In a nuclear reactor there are fuel rods of different ages. At the end of each fuel cycle, the oldest rods are moved to a spent fuel pool and are replaced by fresh rods. At this point, it is possible to make reallocate rods in the core leading to a combinatorial problem. This problem may be modeled as a Mixed Integer Nonlinear Problem (MINLP). The model includes dependent variables that describe physical properties such as neutron flux, burn-up, and yield.

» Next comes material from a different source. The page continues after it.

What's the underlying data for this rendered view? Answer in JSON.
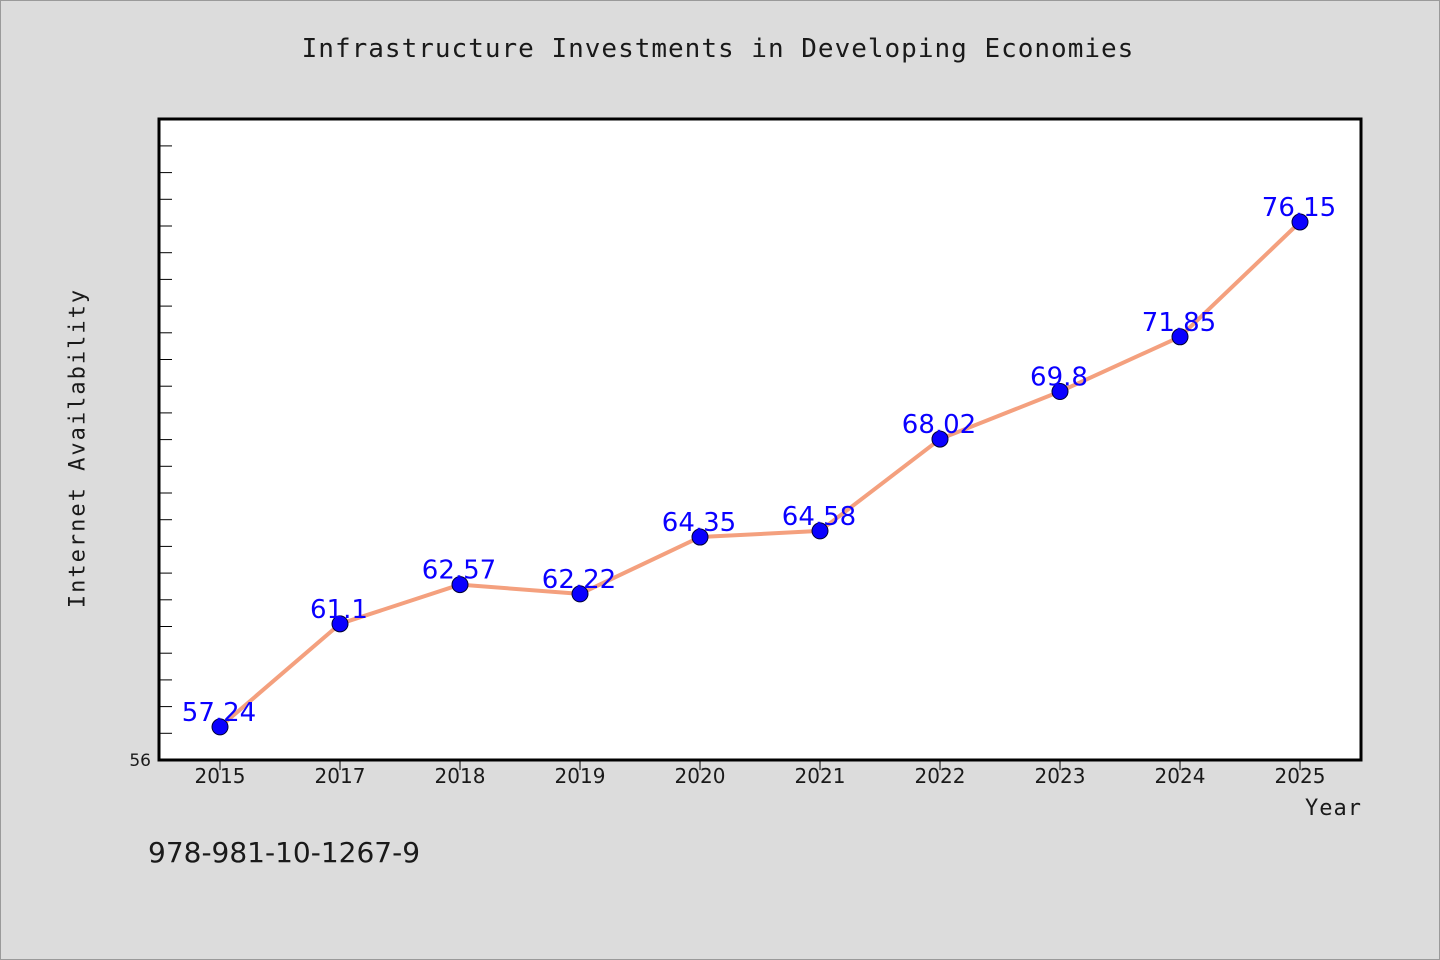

The neutron transport equations are converted to a set of algebraic equations using Green's functional theory, giving rise to a stationary description of the neutron flux in the core.  The fuel burn-up is approximated by discretizing the differential equation.

More physically accurate models are solved with Meta-heuristics search methods. There for each given reloading pattern the neutron flux etc. are calculated by the numerical solution of the relevant differential equation.

There is a symmetric problem to optimize the unloading process of fuel rods. The operations to determine are the placements of rods in the spent fuel pool and to optimize the manipulations of rods in the pool by automated handling systems.

References:

[1 ] T. O. Sauar. Application of Linear Programming to In-Core Fuel Management Optimization in Light Water Reactors. Nuclear Science and Engineering (1971), Volume 46, Number 2. Pages 274-283.

[ 2] E. de Klerk, C. Roos, T. Terlaky, T. Illes, A.J. de Jong, J. Valkoc, J.E. Hoogenboom. Optimization of nuclear reactor reloading patterns. Annals of Operations Research January 1997, Volume 69, Issue 0, pp 65-84

[ 3] A.J. Quist. Application of Mathematical Optimization Techniques to Nuclear Reload Pattern Design. Ph.D. Thesis, T. U. Delft 2001.

[ 4] Optimisation de la gestion du combustible dans les reacteurs CANDU refroidis a l'eau legere. These de doctorat Ecole Polytechnique de Montreal (2006).

[5] E. Rachelson. The Optimal Swapping Problem during Nuclear Refueling Operations. ROADEF 2014, February 2014. Bordeaux (France).